The most commonly used alternatives to CMR phthalates are as follows:[1],[2]

• Tri-n-octyl trimellitate (TOTM) – CAS Number 89-04-3
• Diisononyl hexahydrophthalate (DINCH) – CAS Number 166412-78-8
• Di(2-ethylhexyl) terephthalate (DEHT) – CAS Number 6422-86-2
• Diisononyl phthalate (DINP) – CAS Number 28553-12-0
• Di(2-ethylhexyl) adipate (DEHA) – CAS Number 103-23-1
• Acetyl tributyl citrate (ATBC) – CAS Number 77-90-7
• n-1 butyryl-tri-n-hexyl citrate (BTHC) – CAS Number 82469-79-2

However, some alternatives may cause reproductive toxicity by analogy with DEHP. So far, these alternative substances require higher doses to induce reproductive toxicity, indicating a potentially lower risk of inducing such results.[1] Nevertheless, toxicological information is less exhaustive for alternative plasticizers, limiting the risk assessment of these substitutes.

What Manufacturers Should Remember

The analysis of materials and manufacturing processes of the device is a crucial first step in evaluating the residual risks of a device. Extractable studies and chemical analysis following ISO 10993-18, coupled with a toxicological analysis of extractables according to ISO 10993-17, can provide elements to minimize the need for biological tests involving animals and allow for quantitative measurement of toxicological risks related to such substances. When exposure to the substance from the device (under maximized conditions) is significantly lower than the tolerable daily intake (i.e., safety margin > 1, using a conservative approach), the risk of systemic toxicity related to this substance can be considered negligible. Conversely, when the ratio is less than 1, it generally indicates a possible or probable toxicological risk of the chemical in question. The toxicological evaluation is always adapted to the device and its clinical use.
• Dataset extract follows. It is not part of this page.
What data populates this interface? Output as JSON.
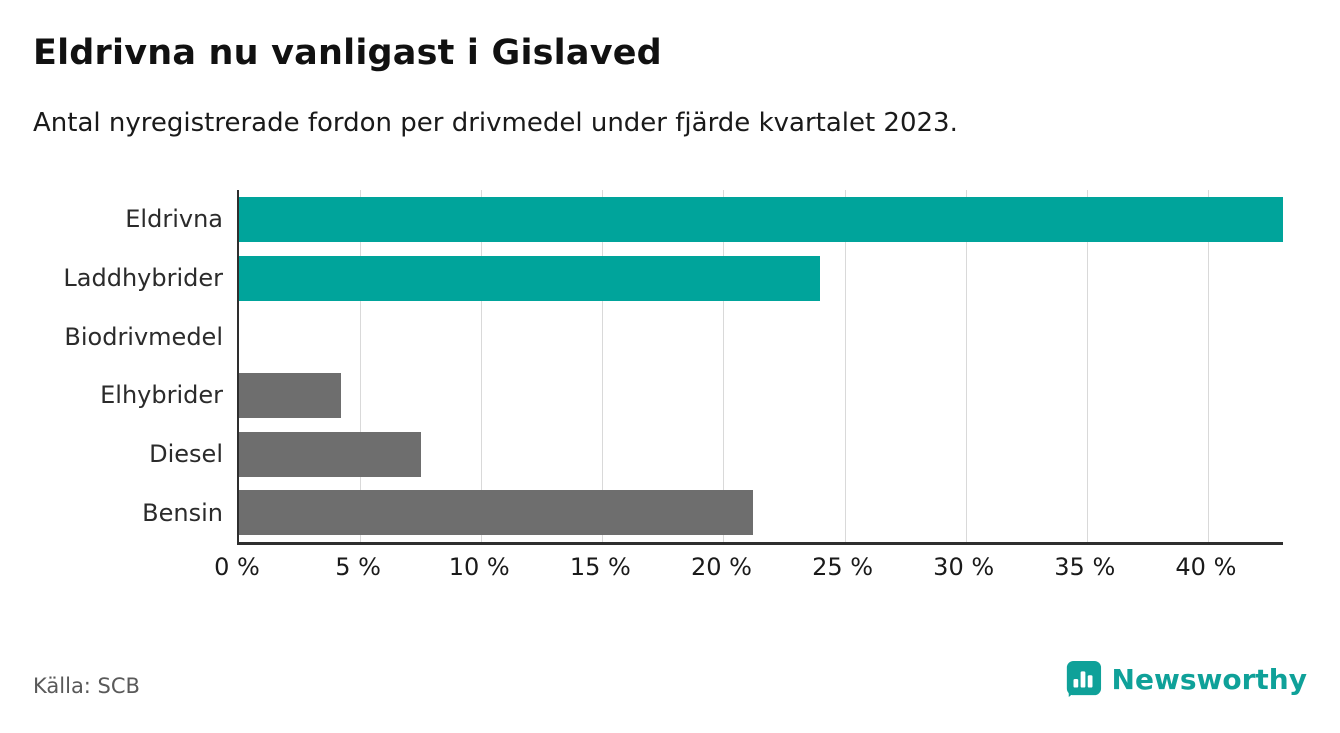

For manufacturers, it is important to investigate the source of phthalates in the device from raw material suppliers as well as within the manufacturing steps. With DEHP being classified as a reproductive toxicant 1B, if the concentration is > 0.1% (w/w), the manufacturer must justify the presence of this CMR substance, in accordance with GSPR 10.4.2. If applicable, DEHP must be substituted. Based on experience at NAMSA, DEHP has been found in the extractables of devices claimed to be DEHP-free.

If the European regulation on medical devices allows the use of phthalates with potentially CMR 1A/1B properties or endocrine-disrupting properties in medical devices at concentrations above 0.1% (w/w), this is only allowed when it can be justified by a thorough analysis of the risks and benefits, including exploring other alternatives. While it is advisable to minimize exposure to phthalates, it is important to keep in mind that many interventions involving phthalate exposure also save lives and remain necessary in the absence or development of less concerning alternatives for their negative effects on human health.